With UL Bohs’ task incomplete, the desire to reach their objective has also persuaded some senior players to give the team one last shot before hanging up the boots, Hayes explained.
“We had a couple of girls who were maybe thinking about retiring at the end of this 2020 season but the way this season ended they didn’t want to finish it off like that so we’ve got them to stay on for one more season.
“We’ve actually had no-one leave the squad so far, which is great and this year we’re trying to get a second squad up and running so we’re still recruiting.

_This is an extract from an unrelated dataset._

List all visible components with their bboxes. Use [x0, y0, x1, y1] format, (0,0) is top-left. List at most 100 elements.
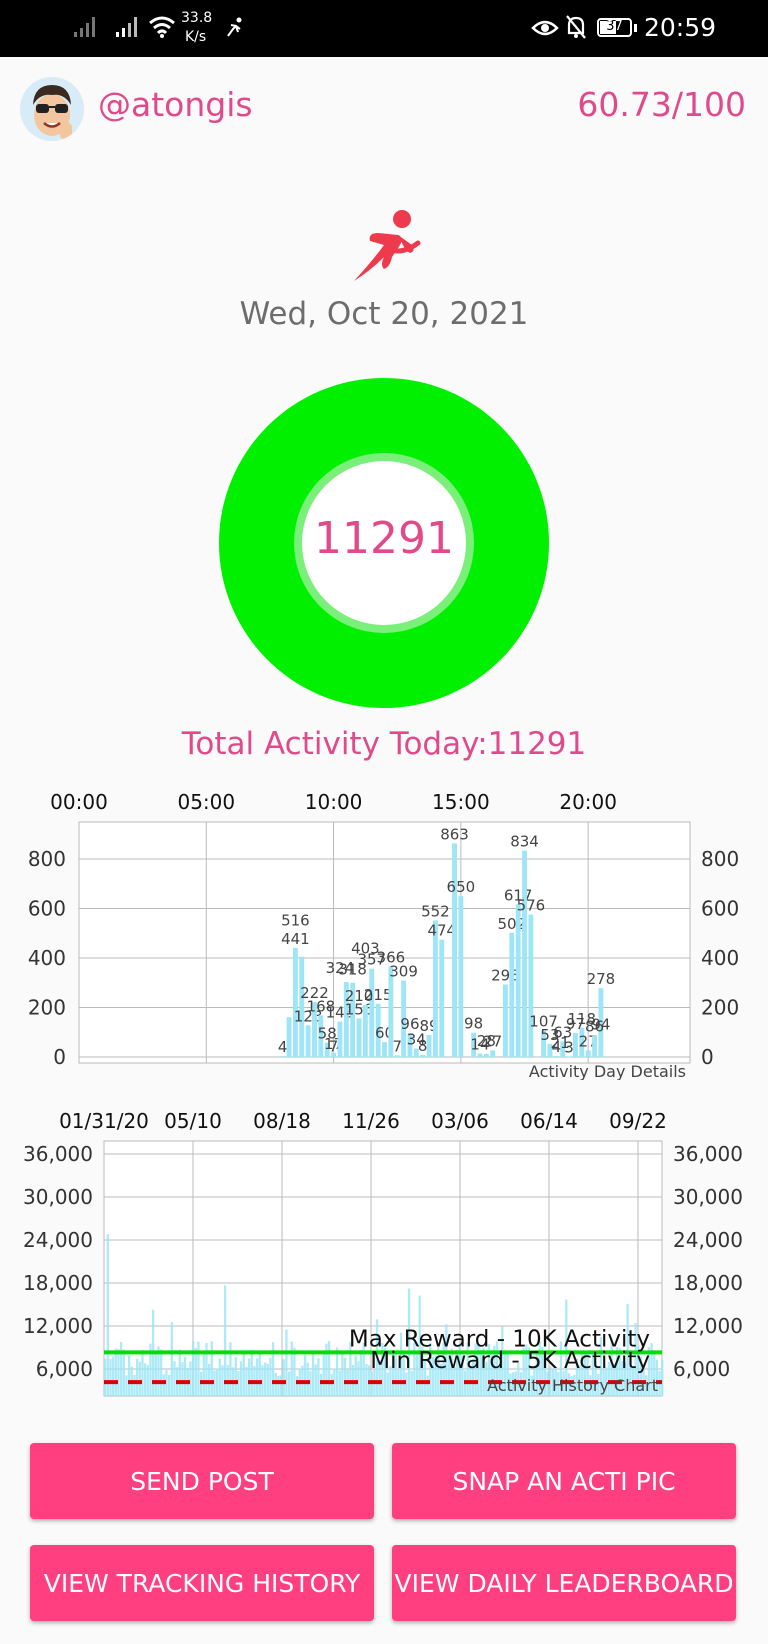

"The AIL wants clubs to have a seconds team playing in their provincial leagues so we’re really trying to get that up and running. We’ve maybe about 32 players on the books so we will have to recruit up to 40 or 45 to give us a bit of leeway with that.”

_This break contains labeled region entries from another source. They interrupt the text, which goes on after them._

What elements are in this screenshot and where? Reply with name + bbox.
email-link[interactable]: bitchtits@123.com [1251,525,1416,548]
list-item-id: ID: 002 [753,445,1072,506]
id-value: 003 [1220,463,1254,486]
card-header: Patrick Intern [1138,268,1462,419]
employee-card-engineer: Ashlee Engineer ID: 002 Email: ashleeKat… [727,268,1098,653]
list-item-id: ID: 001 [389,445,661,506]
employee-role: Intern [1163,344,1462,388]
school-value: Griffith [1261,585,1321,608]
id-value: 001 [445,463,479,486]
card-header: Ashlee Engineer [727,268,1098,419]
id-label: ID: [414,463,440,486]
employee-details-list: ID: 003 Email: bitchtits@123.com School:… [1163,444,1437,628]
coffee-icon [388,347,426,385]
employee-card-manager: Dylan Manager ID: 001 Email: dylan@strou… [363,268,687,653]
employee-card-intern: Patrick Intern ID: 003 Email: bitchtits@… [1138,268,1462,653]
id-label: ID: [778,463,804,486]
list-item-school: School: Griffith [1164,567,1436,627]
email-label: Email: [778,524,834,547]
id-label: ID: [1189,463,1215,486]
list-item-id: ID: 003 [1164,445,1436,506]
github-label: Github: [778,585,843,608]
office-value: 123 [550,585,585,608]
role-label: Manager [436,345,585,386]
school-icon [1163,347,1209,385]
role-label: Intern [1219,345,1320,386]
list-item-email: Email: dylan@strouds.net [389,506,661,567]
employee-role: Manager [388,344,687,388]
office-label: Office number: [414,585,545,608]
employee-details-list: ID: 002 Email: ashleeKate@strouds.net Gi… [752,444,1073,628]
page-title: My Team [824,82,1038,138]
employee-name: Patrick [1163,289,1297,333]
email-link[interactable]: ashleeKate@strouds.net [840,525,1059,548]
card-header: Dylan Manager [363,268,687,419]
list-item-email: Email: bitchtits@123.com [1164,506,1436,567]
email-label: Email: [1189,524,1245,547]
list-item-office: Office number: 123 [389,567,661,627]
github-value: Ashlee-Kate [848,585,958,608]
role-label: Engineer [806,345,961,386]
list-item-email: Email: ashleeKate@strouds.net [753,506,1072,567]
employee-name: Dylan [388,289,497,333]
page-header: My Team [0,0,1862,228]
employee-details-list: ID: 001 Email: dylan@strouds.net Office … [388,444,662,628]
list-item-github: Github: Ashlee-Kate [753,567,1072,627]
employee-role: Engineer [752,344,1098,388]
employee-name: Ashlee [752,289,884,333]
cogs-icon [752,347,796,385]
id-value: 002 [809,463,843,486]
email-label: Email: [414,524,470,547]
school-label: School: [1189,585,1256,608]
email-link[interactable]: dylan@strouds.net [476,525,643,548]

Hayes said recruiting fresh blood has not proved as straightforward as you might imagine for the pride of women’s rugby in Limerick.
“I actually find that sometimes our success is a bit of a downfall for us because a lot of people who just want to play rugby socially think we’re at too high a standard to come and train and play with and they don’t bother coming out to us.
“Teams have folded in the area that would have played at a lower level and we’ve tried to get their players and some of the better players have come out to us but we try and cater for all levels, especially now we have a seconds team we want to start up. We tried to do that last year but fell short so hopefully this time around.”
One thing is for sure, potential new recruits to the UL Bohemians cause will not find a more enthusiastic coach than Hayes, who juggles her career as a youth worker at the Glen in Cork City with a fledgling coaching career that sees her also serves as head coach to the Munster U18 women, the UCC women’s rugby club and help out with Dolphin’s U20s and J2 men.
It is a broad grounding she hopes will eventually take her to the peak of the coaching ladder.
“From day one, my interest in the game is the detail and I suppose I wouldn't got as far as I did in my career - I was a good enough player but never excellent and what I did have behind me was my knowledge of the game, my cuteness and an ability to see situations ahead. I think that’s what got me my caps with Ireland and got me that far. It wasn’t natural talent so I was happy to get into that coaching aspect.
“I coached Dolphin’s Men’s J2 team last season and enjoyed it having been unsure how I’d get on coaching lads but it was brilliant and I loved every minute.
"So I want to kick on, I want to coach the Munster men’s team, the Irish men’s team, the Irish women’s team, whatever, I want to go to the top of the game and coach the best teams around the world.”